Mehrere Monate keine einzige Vermittlung
Einige Monate war die Vermittlung verwaist, bevor Natalie Müller kurz vor Weihnachten übernahm. Die Vakanz war zwar nur kurz, doch spürbar: „Ich habe mehr als 100 Familien auf der Liste, die Oma oder Opa suchen“, sagt Müller. „Aber an Senioren gibt es momentan nur eine einzige Dame.“ Werbung tut also dringend not, und Natalie Müller hat auch schon einige Ideen: Seniorengruppen ansprechen, einen Infostand in der Stadt machen, Handzettel verteilen.
Kontakt unter E-Mail: grosseltern-service@familienbildung-wi.de, Tel.: 0611 - 53 16 96 88, Sprechzeiten: Donnerstag 15 - 18 Uhr.

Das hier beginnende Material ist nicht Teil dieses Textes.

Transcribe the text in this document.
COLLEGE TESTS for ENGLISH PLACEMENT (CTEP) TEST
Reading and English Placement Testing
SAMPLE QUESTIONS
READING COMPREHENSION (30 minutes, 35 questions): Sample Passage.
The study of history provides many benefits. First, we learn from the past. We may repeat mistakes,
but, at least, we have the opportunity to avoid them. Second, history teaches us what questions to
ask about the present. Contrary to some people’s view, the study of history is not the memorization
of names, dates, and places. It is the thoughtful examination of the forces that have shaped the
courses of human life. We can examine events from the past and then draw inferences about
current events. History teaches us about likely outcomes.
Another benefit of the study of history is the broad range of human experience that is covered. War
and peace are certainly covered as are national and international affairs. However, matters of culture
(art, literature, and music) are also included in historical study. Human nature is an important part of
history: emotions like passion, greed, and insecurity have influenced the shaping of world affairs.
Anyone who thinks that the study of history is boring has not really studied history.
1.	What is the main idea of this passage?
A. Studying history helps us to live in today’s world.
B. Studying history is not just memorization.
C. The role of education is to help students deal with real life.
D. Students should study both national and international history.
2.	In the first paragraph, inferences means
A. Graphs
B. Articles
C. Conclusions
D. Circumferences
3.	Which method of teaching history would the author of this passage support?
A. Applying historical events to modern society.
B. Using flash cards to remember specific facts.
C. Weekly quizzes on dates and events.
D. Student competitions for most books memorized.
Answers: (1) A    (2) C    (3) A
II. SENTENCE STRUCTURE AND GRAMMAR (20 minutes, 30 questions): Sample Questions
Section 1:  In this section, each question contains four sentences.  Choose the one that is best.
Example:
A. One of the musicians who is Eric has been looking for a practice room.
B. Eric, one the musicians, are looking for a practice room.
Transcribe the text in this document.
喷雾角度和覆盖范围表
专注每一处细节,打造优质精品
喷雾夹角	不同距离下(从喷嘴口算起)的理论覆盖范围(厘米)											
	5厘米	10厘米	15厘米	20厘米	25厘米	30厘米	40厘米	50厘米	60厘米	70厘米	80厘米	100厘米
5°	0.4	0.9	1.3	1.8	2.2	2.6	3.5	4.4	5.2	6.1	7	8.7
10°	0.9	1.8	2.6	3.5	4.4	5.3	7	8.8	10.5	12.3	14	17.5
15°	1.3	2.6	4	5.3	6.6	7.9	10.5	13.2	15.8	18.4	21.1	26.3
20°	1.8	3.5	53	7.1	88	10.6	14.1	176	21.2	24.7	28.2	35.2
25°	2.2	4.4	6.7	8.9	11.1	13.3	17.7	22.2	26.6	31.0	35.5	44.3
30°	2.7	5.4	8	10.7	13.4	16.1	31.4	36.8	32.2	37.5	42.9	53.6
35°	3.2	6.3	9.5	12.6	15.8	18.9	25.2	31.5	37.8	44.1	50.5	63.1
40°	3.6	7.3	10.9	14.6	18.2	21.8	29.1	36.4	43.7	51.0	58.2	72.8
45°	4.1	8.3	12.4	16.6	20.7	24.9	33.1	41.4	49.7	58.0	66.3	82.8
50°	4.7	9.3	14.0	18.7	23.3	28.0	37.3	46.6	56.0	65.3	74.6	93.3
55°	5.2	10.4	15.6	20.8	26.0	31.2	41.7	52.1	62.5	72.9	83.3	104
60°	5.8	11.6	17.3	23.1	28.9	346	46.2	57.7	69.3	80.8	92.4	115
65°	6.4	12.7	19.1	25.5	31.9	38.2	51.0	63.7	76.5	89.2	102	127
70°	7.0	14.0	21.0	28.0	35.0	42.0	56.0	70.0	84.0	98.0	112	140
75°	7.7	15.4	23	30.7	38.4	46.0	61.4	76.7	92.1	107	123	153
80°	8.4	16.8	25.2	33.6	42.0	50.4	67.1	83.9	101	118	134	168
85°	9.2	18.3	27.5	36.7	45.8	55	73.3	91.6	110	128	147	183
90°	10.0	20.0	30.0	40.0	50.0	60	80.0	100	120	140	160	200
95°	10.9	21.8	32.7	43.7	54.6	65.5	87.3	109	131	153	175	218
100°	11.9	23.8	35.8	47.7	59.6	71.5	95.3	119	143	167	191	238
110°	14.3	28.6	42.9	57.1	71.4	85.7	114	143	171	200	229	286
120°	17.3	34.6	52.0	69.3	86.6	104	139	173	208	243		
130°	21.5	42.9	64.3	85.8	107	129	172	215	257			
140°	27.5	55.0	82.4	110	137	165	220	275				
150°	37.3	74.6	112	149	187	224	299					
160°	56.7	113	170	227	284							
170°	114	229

Freizeitgestaltung, Geborgenheit, Austausch
Auch das Freiwilligenzentrum ist mit im Boot: „Da habe ich auch selbst dieses tolle Ehrenamt gefunden“, sagt Müller, die sich gerade eine Auszeit im Beruf genommen hat und etwas Sinnvolles suchte, um sich einzusetzen. „Der Großelternservice hat mich als Thema sofort angesprochen.“ Zu den besten Zeiten gab es rund 50 Vermittlungen im Jahr, berichtet sie. Derzeit gab es aber schon mehrere Monate keine mehr. „Das einzige Gespräch, das ich bisher hatte, ergab leider keine passende Kombination.“ Denn zusammen passen müssen die „Enkel“ und die „Großeltern“ schon: „Ich schaue sehr genau“, meint Müller und berichtet von dem Bub, der ganz dringend auf der Suche nach einem „fußballspielenden Opa“ ist. „Wenn das hier einer liest und Lust auf Fußball hat: Bitte melden!“
Es ginge bei dem Projekt nicht um Babysitting oder um Hausaufgabenhilfe, betont Natalie Müller. „Freizeitgestaltung und ein bisschen Geborgenheit und Austausch. Eben all das, was man auch wirklich mit Oma und Opa macht.“ Etwa einmal pro Woche sollte man Zeit haben. „Mehr ergibt sich oft im Laufe der Zeit.“
Ein ausführliches Kennenlerngespräch steht am Anfang. „Und auch danach bin ich natürlich Ansprechpartnerin bei Problemen aller Art“, so Natalie Müller, der ihr neues Ehrenamt viel Spaß macht. „Ich freue mich schon total auf die ersten gelungenen Vermittlungen.“ Ihr schwebt langfristig auch eine Möglichkeit zum Austausch vor, vielleicht ein regelmäßiger Stammtisch oder zumindest mal ein Sommerfest. Die Familien seien übrigens ganz unterschiedlich. „Das sind Alleinerziehende, aber auch Paare. Und sie kommen aus allen sozialen Schichten.“
Kosten entstehen hierbei niemandem. Sie habe momentan Eltern mit Kindern von acht Monaten bis neun Jahren in der Such-Kartei, schildert Müller. „Bei den ganz Kleinen arbeite ich auch mit dem Wellcome-Projekt zusammen, ebenfalls unter dem Dach der evangelischen Familienbildung. Das ist nochmal etwas Spezielles.“ Die meisten potenziellen „Enkelkinder“ seien aber im Grundschulalter, dem richtigen Alter eben für Vorlesen, Ausflüge – oder eben auch Fußball.